As he has before, the pontiff used his annual Christmas address to take Vatican administrators to task for their perceived moral and personal failings.

POPE FRANCIS HAS urged Vatican cardinals, bishops and bureaucrats to embrace humility this Christmas, saying their pride, self-interest and the “glitter of our armour” was perverting their spiritual lives and corrupting the church’s mission.

As he has in the past, Francis used his annual Christmas address to take Vatican administrators to task for their perceived moral and personal failings, denouncing, in particular, those who “rigidly” hide behind Catholic Church traditions rather than seek out the neediest with humility.

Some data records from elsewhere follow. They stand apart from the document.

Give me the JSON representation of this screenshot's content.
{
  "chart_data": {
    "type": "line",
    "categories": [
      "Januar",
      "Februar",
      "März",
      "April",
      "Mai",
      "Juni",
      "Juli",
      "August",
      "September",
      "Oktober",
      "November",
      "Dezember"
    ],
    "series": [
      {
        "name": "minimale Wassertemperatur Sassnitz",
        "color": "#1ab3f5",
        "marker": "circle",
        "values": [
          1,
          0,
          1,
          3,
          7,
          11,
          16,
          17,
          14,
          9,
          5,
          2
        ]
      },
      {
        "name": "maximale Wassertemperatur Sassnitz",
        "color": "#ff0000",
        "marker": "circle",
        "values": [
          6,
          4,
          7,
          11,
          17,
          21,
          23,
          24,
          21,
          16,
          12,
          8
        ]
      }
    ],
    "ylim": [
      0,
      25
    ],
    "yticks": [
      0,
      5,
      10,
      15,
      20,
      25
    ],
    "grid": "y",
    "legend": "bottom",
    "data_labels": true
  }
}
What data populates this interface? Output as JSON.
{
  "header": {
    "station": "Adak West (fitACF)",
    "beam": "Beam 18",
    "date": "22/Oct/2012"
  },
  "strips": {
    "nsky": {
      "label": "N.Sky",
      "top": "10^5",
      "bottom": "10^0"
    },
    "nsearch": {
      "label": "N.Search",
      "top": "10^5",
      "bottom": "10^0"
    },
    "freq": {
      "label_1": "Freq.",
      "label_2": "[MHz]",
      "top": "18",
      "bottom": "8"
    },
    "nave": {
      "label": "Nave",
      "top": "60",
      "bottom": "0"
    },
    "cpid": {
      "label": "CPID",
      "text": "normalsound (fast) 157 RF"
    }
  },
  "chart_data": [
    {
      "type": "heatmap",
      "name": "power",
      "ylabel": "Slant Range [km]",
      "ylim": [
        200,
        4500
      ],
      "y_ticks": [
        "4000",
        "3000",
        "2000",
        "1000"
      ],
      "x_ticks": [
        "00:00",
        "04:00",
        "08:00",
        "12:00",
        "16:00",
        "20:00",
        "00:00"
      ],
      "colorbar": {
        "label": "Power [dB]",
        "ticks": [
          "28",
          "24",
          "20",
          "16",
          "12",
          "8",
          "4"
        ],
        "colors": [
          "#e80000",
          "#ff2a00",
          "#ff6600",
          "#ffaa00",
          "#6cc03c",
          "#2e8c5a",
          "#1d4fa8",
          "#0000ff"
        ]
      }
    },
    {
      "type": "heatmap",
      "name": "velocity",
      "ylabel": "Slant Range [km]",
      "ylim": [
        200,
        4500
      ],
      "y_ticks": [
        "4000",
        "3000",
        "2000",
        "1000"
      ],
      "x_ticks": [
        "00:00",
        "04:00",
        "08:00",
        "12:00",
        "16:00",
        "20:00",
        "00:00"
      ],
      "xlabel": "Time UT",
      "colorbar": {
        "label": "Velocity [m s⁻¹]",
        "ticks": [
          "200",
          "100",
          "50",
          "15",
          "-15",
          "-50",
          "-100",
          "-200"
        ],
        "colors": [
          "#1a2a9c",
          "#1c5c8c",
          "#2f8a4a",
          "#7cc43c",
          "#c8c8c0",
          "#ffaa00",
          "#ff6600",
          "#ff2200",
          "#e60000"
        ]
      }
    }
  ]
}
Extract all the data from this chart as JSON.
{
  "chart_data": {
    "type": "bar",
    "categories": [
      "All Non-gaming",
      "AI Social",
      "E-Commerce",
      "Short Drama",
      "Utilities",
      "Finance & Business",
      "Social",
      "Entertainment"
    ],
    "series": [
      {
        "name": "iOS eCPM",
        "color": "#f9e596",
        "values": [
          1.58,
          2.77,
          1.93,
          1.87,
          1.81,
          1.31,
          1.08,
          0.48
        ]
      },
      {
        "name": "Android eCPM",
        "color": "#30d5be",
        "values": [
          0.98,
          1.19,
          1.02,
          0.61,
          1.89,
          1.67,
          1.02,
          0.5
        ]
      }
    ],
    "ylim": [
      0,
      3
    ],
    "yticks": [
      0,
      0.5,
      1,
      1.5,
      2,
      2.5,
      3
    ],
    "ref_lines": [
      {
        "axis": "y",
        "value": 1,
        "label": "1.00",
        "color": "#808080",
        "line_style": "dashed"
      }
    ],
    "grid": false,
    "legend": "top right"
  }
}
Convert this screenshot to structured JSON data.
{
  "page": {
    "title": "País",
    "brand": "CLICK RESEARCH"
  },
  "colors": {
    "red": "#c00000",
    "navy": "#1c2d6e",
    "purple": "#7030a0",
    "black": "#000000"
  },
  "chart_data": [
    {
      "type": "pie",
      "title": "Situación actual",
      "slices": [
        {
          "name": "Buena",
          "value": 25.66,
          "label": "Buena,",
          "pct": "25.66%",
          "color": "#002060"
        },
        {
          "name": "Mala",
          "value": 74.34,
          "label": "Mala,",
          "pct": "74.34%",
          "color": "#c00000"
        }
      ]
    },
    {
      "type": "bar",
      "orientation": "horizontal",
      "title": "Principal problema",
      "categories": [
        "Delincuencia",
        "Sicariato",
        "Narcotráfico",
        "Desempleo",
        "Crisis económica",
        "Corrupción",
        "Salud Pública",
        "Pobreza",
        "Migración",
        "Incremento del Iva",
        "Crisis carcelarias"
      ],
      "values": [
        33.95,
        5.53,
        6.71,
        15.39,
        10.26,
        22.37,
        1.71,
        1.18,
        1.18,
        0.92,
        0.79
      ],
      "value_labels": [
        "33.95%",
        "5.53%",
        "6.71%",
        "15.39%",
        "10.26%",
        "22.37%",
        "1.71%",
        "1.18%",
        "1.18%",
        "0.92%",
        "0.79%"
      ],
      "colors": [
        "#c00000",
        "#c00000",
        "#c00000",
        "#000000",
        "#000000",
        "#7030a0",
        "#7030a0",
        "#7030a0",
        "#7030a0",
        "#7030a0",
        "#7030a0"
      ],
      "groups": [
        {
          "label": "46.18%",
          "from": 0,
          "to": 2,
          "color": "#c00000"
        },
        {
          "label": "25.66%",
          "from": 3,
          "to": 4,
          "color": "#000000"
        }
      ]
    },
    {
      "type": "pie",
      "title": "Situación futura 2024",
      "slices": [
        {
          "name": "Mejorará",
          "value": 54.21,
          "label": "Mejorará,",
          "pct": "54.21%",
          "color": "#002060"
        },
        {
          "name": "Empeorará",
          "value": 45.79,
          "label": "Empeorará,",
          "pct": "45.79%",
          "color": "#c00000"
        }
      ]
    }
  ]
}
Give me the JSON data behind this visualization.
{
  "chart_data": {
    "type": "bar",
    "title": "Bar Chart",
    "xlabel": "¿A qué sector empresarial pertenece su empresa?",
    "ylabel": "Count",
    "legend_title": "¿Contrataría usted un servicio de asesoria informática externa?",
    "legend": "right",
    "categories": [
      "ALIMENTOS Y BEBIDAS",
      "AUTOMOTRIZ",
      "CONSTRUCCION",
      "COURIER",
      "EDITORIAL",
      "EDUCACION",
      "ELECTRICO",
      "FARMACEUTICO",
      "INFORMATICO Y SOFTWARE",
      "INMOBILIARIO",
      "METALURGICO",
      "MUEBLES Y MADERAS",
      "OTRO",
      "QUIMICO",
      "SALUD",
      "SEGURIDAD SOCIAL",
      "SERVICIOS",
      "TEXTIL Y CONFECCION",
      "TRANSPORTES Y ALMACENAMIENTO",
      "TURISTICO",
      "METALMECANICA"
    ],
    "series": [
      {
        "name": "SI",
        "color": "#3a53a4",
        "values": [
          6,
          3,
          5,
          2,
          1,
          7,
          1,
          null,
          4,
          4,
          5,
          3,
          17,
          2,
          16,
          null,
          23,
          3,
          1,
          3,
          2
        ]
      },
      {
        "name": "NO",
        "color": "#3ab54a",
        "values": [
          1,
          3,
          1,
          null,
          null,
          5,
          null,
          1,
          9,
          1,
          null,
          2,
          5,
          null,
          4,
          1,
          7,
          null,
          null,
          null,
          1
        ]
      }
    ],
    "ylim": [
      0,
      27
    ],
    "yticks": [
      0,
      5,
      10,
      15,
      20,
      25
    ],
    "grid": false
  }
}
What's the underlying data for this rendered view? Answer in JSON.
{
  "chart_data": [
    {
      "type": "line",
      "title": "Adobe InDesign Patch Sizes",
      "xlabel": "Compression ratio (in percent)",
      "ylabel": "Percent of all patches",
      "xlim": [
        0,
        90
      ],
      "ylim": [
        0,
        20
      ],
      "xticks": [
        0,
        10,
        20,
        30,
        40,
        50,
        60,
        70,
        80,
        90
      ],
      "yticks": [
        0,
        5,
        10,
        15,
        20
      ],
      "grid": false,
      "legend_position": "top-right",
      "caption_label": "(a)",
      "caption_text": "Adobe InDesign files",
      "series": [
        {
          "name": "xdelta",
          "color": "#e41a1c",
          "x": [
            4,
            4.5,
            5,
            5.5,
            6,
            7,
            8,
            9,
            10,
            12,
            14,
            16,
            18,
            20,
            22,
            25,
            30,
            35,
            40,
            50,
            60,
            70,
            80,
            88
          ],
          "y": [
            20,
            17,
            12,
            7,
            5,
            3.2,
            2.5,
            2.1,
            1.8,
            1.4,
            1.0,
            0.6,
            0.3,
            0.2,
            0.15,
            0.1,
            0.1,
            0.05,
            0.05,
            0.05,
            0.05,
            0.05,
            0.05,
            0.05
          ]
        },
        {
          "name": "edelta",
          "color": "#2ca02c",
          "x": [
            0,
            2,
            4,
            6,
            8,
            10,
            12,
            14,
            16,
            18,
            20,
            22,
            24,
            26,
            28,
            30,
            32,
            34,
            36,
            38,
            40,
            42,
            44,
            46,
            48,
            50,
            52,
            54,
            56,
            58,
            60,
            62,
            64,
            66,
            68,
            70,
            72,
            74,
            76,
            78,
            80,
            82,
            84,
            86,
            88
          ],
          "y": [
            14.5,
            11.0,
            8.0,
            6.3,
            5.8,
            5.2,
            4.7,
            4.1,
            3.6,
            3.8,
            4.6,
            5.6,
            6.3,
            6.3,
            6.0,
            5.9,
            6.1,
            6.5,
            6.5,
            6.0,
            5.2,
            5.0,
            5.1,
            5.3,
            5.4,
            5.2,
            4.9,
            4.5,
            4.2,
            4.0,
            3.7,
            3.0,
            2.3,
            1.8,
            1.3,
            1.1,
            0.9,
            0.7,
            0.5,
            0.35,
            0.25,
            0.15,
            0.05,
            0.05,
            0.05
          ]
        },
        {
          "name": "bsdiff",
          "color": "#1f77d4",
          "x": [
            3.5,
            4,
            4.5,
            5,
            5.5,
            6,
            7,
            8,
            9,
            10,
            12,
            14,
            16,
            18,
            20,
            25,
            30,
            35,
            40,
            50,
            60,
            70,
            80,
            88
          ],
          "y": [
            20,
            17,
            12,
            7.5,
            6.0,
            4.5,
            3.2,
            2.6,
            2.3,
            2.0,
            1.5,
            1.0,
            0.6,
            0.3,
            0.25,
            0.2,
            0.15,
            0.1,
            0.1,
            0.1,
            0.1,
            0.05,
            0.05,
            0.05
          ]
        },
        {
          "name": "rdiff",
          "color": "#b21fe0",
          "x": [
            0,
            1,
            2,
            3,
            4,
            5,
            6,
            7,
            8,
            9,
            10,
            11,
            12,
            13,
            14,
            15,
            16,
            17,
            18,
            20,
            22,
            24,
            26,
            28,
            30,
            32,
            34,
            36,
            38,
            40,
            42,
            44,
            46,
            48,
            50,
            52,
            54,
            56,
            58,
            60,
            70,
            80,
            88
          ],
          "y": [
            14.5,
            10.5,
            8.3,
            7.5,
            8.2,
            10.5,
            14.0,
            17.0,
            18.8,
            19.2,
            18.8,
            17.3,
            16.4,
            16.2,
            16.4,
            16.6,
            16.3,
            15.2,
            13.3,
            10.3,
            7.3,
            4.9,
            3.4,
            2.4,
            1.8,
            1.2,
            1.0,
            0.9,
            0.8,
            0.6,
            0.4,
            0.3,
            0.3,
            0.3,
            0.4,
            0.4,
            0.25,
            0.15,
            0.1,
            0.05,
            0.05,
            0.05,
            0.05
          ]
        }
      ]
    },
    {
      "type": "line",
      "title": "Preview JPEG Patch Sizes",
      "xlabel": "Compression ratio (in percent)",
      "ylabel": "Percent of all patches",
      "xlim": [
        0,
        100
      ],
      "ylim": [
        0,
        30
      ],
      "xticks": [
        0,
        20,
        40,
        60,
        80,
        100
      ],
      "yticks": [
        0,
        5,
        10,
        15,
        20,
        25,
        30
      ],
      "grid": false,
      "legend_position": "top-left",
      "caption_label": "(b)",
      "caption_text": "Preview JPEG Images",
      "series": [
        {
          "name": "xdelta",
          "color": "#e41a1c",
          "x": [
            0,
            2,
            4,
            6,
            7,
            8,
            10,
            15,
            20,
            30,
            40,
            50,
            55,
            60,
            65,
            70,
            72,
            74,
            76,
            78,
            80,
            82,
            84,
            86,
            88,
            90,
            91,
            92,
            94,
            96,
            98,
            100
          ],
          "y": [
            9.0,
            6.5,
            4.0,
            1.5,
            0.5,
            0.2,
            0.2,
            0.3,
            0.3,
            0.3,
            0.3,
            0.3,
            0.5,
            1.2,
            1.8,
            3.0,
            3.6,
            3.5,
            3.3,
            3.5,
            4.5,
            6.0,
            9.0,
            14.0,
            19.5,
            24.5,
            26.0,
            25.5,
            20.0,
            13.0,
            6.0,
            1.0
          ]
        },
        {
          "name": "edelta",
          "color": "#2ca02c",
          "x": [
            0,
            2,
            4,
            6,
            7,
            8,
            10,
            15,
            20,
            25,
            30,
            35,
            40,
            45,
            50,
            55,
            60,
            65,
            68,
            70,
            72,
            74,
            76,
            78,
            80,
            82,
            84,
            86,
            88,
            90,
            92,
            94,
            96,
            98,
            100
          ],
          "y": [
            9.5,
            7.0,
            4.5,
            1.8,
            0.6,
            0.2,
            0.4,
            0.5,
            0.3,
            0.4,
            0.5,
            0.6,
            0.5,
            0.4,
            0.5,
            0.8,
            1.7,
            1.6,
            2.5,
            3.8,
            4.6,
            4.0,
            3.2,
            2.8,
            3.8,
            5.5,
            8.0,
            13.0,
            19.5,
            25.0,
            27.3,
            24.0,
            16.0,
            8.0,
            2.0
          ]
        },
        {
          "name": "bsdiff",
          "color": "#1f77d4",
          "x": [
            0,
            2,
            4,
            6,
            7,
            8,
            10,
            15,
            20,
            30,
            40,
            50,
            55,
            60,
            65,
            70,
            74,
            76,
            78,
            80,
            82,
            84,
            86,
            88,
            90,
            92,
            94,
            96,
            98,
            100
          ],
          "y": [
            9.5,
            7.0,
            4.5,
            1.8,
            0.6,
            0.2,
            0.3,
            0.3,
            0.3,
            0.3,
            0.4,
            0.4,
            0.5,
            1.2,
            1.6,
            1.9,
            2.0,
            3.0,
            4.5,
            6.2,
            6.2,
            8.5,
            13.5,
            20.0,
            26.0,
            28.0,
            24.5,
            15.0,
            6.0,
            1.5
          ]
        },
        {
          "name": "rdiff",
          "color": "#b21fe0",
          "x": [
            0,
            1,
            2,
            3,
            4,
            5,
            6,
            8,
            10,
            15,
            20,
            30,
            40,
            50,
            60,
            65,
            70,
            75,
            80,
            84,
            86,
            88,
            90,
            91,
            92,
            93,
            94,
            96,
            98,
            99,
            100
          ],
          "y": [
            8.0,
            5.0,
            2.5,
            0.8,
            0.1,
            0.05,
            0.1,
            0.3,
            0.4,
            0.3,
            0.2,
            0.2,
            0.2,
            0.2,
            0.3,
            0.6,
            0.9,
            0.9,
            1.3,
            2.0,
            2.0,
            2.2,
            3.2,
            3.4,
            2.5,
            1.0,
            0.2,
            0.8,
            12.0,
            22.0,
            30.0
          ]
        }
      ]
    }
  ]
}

As they have in the past, cardinals and bishops sat stone-faced as they listened to Francis lecture them in the Hall of Blessings, which was otherwise decked out in jolly twinkling Christmas trees and poinsettias.

“The humble are those who are concerned not simply with the past but also with the future, since they know how to look ahead, to spread their branches, remembering the past with gratitude,” Francis told them.

“The proud, on the other hand, simply repeat, grow rigid and enclose themselves in that repetition, feeling certain about what they know and fearful of anything new because they cannot control it.”

The proud who are so inward-looking are consumed with their own interests, the pontiff said.

“As a consequence, they neither learn from their sins nor are they genuinely open to forgiveness. This is a tremendous corruption disguised as a good. We need to avoid it,” he added.

Since becoming pope in 2013, Francis has used his Christmas address to rail against the Curia, as the Holy See’s bureaucracy is known, denouncing the “spiritual Alzheimer’s” that some members suffer and the resistance he had encountered to his efforts to reform and revitalise the institution and the Catholic Church at large.